¿Nos engaña nuestro cerebro? El fascinante taller de ilusiones ópticas en el cole

¿Es el color que vemos o el que el cerebro cree ver? ¿Nuestros ojos nos dicen siempre la verdad? Esta mañana, nuestros alumnos y alumnas se han convertido en científicos de la percepción gracias a un divertidísimo Taller de Ilusiones Ópticas y Sensoriales. El objetivo era simple pero asombroso: descubrir que, a veces, nuestros sentidos necesitan una «segunda mirada» porque el cerebro interpreta la realidad a su manera.

Comenzamos la sesión desafiando a nuestra vista a través de la pantalla. Analizamos imágenes con formas que parecían moverse solas, líneas idénticas que parecían tener diferentes tamaños y colores que cambiaban según el fondo que los rodeaba. Entre risas y caras de asombro, comprendimos que la vista no trabaja sola: todo lo que vemos pasa por el filtro de nuestro cerebro, que a veces se despista al intentar buscar atajos.
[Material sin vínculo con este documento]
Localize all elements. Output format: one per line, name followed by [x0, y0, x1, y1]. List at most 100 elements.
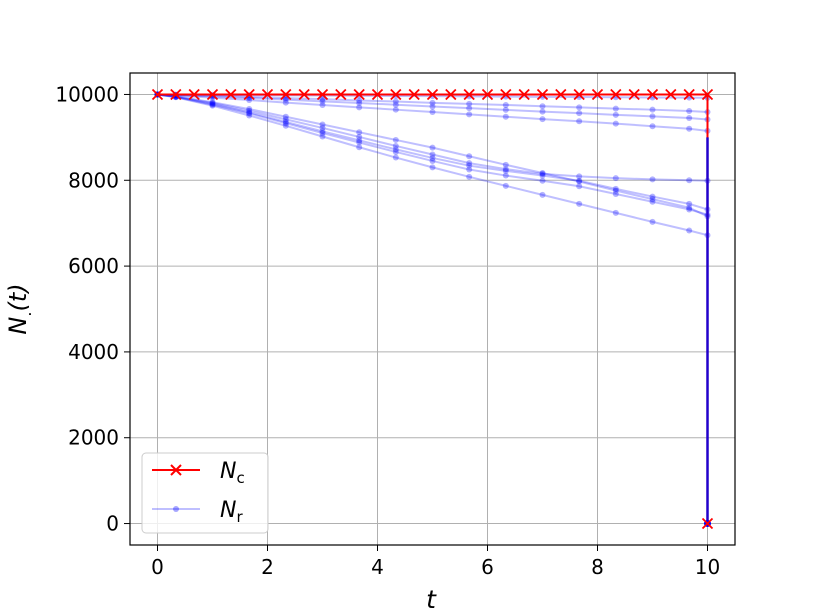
nr-run-point — [502, 166, 509, 173]
nr-run-point — [429, 151, 436, 158]
y-tick-label: 4000 — [68, 340, 119, 364]
nr-run-point — [539, 169, 546, 176]
nr-run-point — [356, 133, 363, 140]
nr-run-point — [686, 200, 693, 207]
nr-run-point — [612, 105, 619, 112]
nr-run-point — [209, 99, 216, 106]
nr-run-point — [649, 218, 656, 225]
nr-run-point — [612, 187, 619, 194]
nr-run-point — [649, 123, 656, 130]
nr-run-point — [209, 102, 216, 109]
nr-run-point — [612, 185, 619, 192]
nr-run-point — [539, 172, 546, 179]
nr-run-point — [246, 109, 253, 116]
nr-run-point — [429, 103, 436, 110]
nr-run-point — [319, 128, 326, 135]
y-tick-label: 0 — [106, 512, 119, 536]
nr-run-point — [576, 177, 583, 184]
nc-point — [665, 88, 677, 101]
nr-run-point — [392, 154, 399, 161]
nr-run-point — [246, 112, 253, 119]
nr-run-point — [356, 100, 363, 107]
nc-point — [610, 88, 622, 101]
nr-run-point — [392, 106, 399, 113]
nc-point — [261, 88, 274, 101]
nr-run-point — [466, 100, 473, 107]
nr-run-point — [282, 118, 289, 125]
nr-run-point — [319, 124, 326, 131]
nr-run-point — [576, 110, 583, 117]
nc-point — [170, 88, 182, 101]
nr-run-point — [502, 101, 509, 108]
nr-run-point — [356, 104, 363, 111]
nr-run-point — [502, 106, 509, 113]
legend-entry-nr: Nr — [152, 498, 243, 526]
nc-point — [555, 88, 567, 101]
nr-run-point — [392, 101, 399, 108]
nr-run-point — [429, 164, 436, 171]
nr-run-point — [429, 157, 436, 164]
legend: Nc Nr — [141, 452, 269, 534]
nc-point — [408, 88, 420, 101]
y-tick-label: 6000 — [68, 254, 119, 278]
nr-run-line — [157, 93, 708, 237]
nr-run-point — [466, 160, 473, 167]
nr-run-line — [157, 93, 708, 218]
nr-run-point — [686, 107, 693, 114]
nr-run-point — [392, 142, 399, 149]
nr-run-point — [466, 105, 473, 112]
x-tick-label: 0 — [151, 555, 164, 579]
nr-run-point — [466, 162, 473, 169]
nr-run-point — [686, 125, 693, 132]
nc-point — [316, 88, 329, 101]
nc-point — [371, 88, 384, 101]
x-tick-label: 4 — [371, 555, 384, 579]
nr-run-point — [466, 166, 473, 173]
nc-point — [353, 88, 365, 101]
nr-run-point — [502, 172, 509, 179]
x-tick-label: 6 — [481, 555, 494, 579]
nr-run-point — [246, 106, 253, 113]
y-axis-ticks: 0 2000 4000 6000 8000 10000 — [55, 82, 130, 536]
nr-run-point — [282, 122, 289, 129]
nc-point — [206, 88, 219, 101]
y-axis-label: N.(t) — [4, 283, 35, 334]
nc-point — [151, 88, 164, 101]
nc-point — [701, 88, 714, 101]
nr-run-point — [209, 100, 216, 107]
nr-run-point — [429, 109, 436, 116]
nr-run-point — [539, 170, 546, 177]
nr-run-point — [612, 209, 619, 216]
x-tick-label: 2 — [261, 555, 274, 579]
nc-point — [481, 88, 494, 101]
nr-run-point — [649, 196, 656, 203]
nc-point — [280, 88, 292, 101]
nr-run-point — [539, 116, 546, 123]
nc-point — [500, 88, 512, 101]
legend-nr-marker — [173, 506, 179, 512]
nc-final-point — [701, 517, 714, 530]
legend-entry-nc: Nc — [152, 459, 245, 487]
nc-point — [335, 88, 347, 101]
nr-run-point — [356, 129, 363, 136]
nc-point — [536, 88, 549, 101]
nr-run-point — [539, 108, 546, 115]
nr-run-point — [686, 115, 693, 122]
nc-point — [225, 88, 237, 101]
x-tick-label: 10 — [695, 555, 720, 579]
nr-run-point — [649, 106, 656, 113]
nc-point — [591, 88, 604, 101]
nc-point — [445, 88, 457, 101]
nr-run-point — [576, 183, 583, 190]
nr-run-point — [686, 177, 693, 184]
nr-run-point — [392, 98, 399, 105]
nr-run-line — [157, 93, 708, 182]
y-tick-label: 8000 — [68, 168, 119, 192]
nc-point — [463, 88, 475, 101]
nr-run-point — [209, 101, 216, 108]
nr-run-point — [319, 121, 326, 128]
nr-run-line — [157, 93, 708, 132]
nr-run-point — [539, 177, 546, 184]
nr-run-point — [282, 116, 289, 123]
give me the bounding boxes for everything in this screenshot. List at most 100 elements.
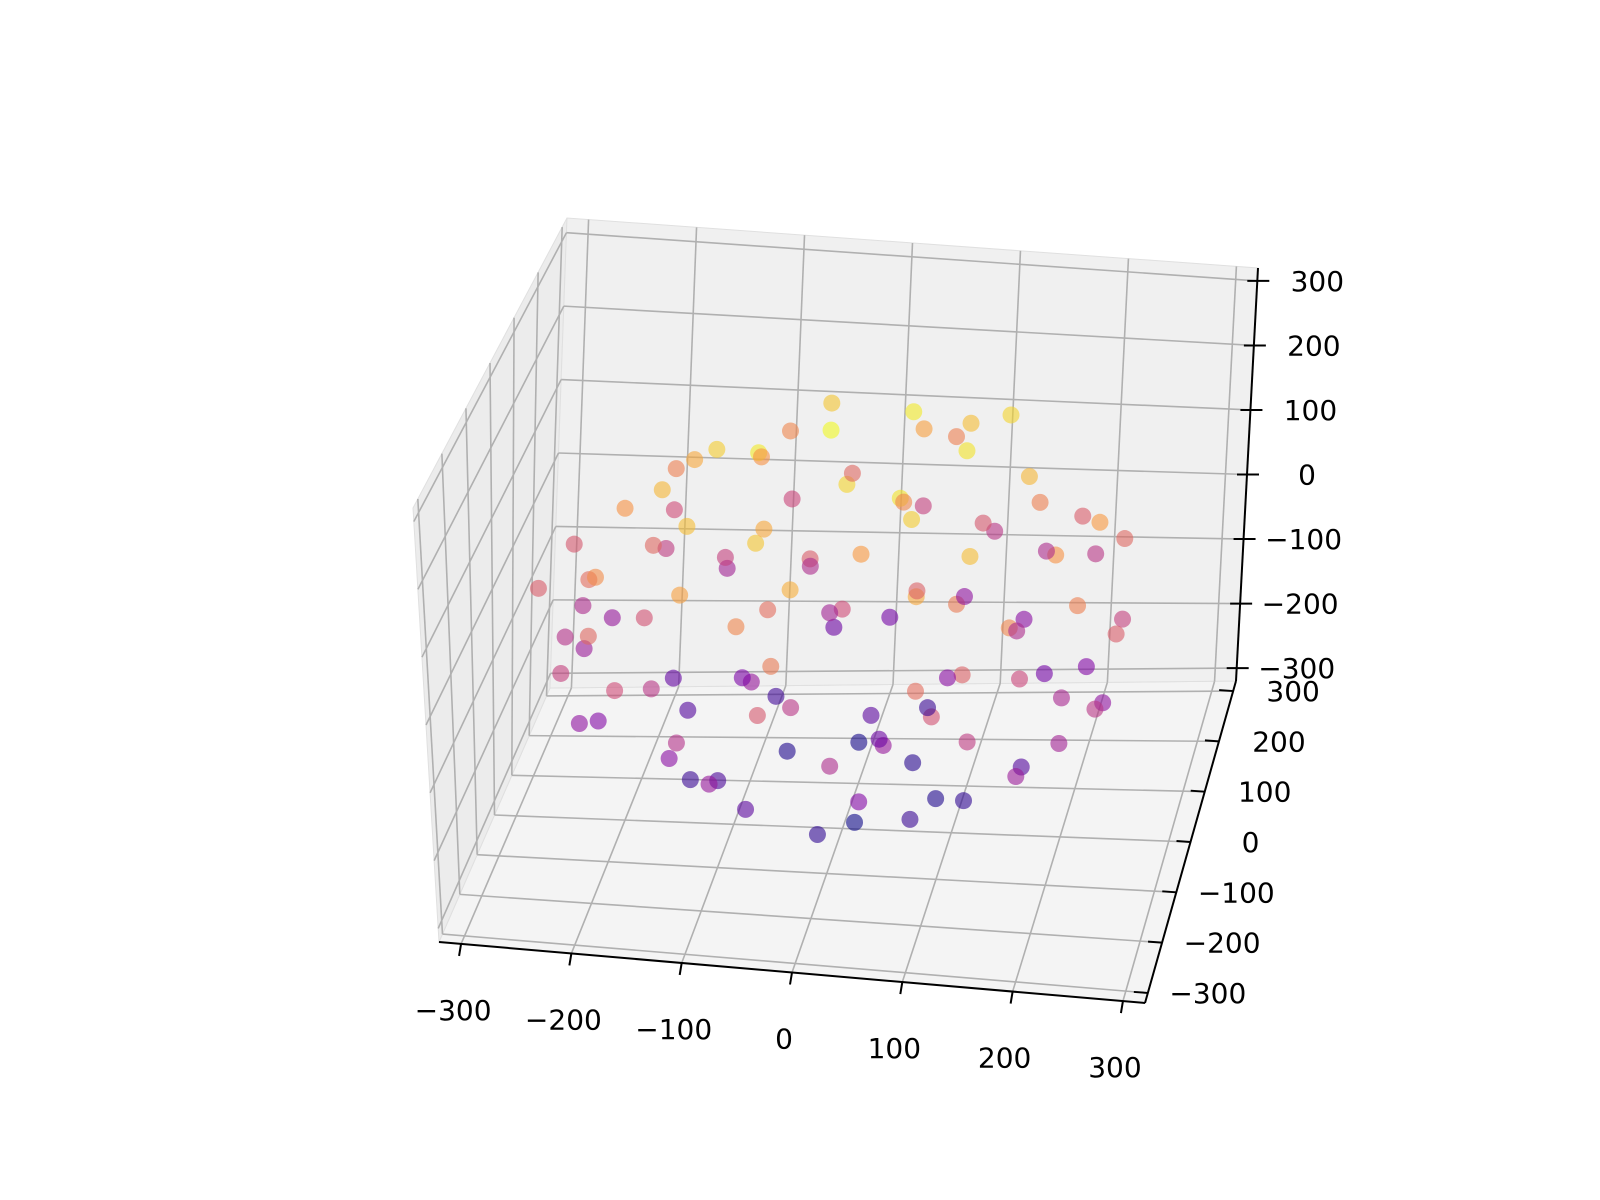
point [782,699,800,717]
y-tick-label: 300 [1266,675,1319,708]
grid-line [417,305,565,590]
point [708,440,726,458]
point [901,810,919,828]
point [974,514,992,532]
point [955,792,973,810]
point [881,608,899,626]
grid-line [550,667,1237,675]
point [903,511,921,529]
point [606,682,624,700]
y-tick-label: 0 [1242,826,1260,859]
point [822,421,840,439]
grid-line [413,232,568,522]
point [1114,610,1132,628]
point [657,539,675,557]
z-tick-label: 300 [1291,265,1344,298]
point [1077,658,1095,676]
point [821,604,839,622]
point [1035,665,1053,683]
grid-line [421,379,562,658]
point [681,771,699,789]
tick-mark [1219,689,1234,693]
point [783,490,801,508]
point [906,682,924,700]
point [1107,625,1125,643]
grid-line [425,452,560,726]
point [552,664,570,682]
point [843,464,861,482]
grid-line [477,853,1177,894]
point [589,712,607,730]
z-tick-label: 0 [1298,459,1316,492]
y-tick-label: −200 [1184,927,1261,960]
grid-line [442,933,1148,994]
point [556,628,574,646]
tick-mark [1162,890,1177,894]
point [1086,700,1104,718]
grid-line [459,893,1163,944]
point [919,699,937,717]
grid-line [511,774,1205,793]
point [574,597,592,615]
point [778,742,796,760]
point [667,460,685,478]
point [915,420,933,438]
z-tick-label: 200 [1287,329,1340,362]
point [737,800,755,818]
point [908,582,926,600]
point [579,627,597,645]
point [747,534,765,552]
point [642,680,660,698]
point [716,548,734,566]
tick-mark [1119,1000,1124,1014]
point [664,669,682,687]
point [667,734,685,752]
point [808,825,826,843]
point [644,536,662,554]
tick-mark [1147,940,1163,944]
point [821,757,839,775]
grid-line [553,599,1241,605]
z-tick-label: 100 [1284,394,1337,427]
point [781,422,799,440]
point [953,666,971,684]
point [529,579,547,597]
point [1074,507,1092,525]
tick-mark [899,981,904,995]
point [1050,735,1068,753]
point [635,609,653,627]
point [603,609,621,627]
point [570,715,588,733]
point [1031,493,1049,511]
point [660,750,678,768]
point [1008,622,1026,640]
point [852,545,870,563]
z-tick-label: −100 [1265,523,1342,556]
grid-line [429,526,557,794]
point [1002,406,1020,424]
point [958,733,976,751]
point [762,657,780,675]
point [748,707,766,725]
point [904,754,922,772]
point [671,586,689,604]
point [653,481,671,499]
point [679,701,697,719]
y-tick-label: 200 [1252,725,1305,758]
point [1037,542,1055,560]
point [1011,670,1029,688]
point [700,775,718,793]
y-tick-label: 100 [1238,776,1291,809]
point [616,499,634,517]
x-tick-label: 300 [1088,1051,1141,1084]
point [862,706,880,724]
point [752,448,770,466]
point [870,730,888,748]
point [955,588,973,606]
tick-mark [1190,789,1205,793]
point [686,451,704,469]
point [1052,689,1070,707]
point [947,428,965,446]
x-tick-label: −100 [635,1013,712,1046]
y-axis [1144,680,1237,1004]
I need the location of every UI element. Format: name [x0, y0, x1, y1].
Para demostrar que esto no solo pasa con los ojos, jugamos a «dibujar a ciegas». Por parejas, un alumno pintaba una forma o letra en la espalda de su compañero. Sin el apoyo visual, el cerebro tenía que esforzarse al máximo para descifrar las señales que le mandaba la piel. ¡Fue divertidísimo ver cómo un simple círculo se convertía a veces en un sol o en un cuadrado según la interpretación de cada uno! Una forma genial de entender cómo el cerebro conecta los estímulos cuando no podemos ver lo que ocurre.

El taller también tuvo su parte práctica y artística. Los alumnos construyeron su propio taumatropo, un juguete óptico clásico. Dibujaron dos escenas separadas (¡una en cada cara de un disco!) que, al girar rápidamente gracias a la magia de la persistencia retiniana, se fundían en una sola imagen. ¡Seguro que ya os lo han enseñado orgullosos al llegar a casa!

Además, experimentamos con la luz y la materia utilizando unas bolitas de gel especiales. Al principio, el interior del recipiente parecía esconder un secreto invisible; sin embargo, al añadir agua, las bolitas «desaparecieron» ante nuestros ojos, desvelando mágicamente los objetos que guardaban dentro. Una lección inolvidable sobre cómo la luz viaja y se refracta a través de los cuerpos.

Sin duda, una jornada redonda donde la ciencia, la estimulación sensorial y el juego se han dado la mano. ¡La próxima vez que veáis algo, no dudéis en preguntaros si es real o si vuestro cerebro os está gastando una pequeña broma!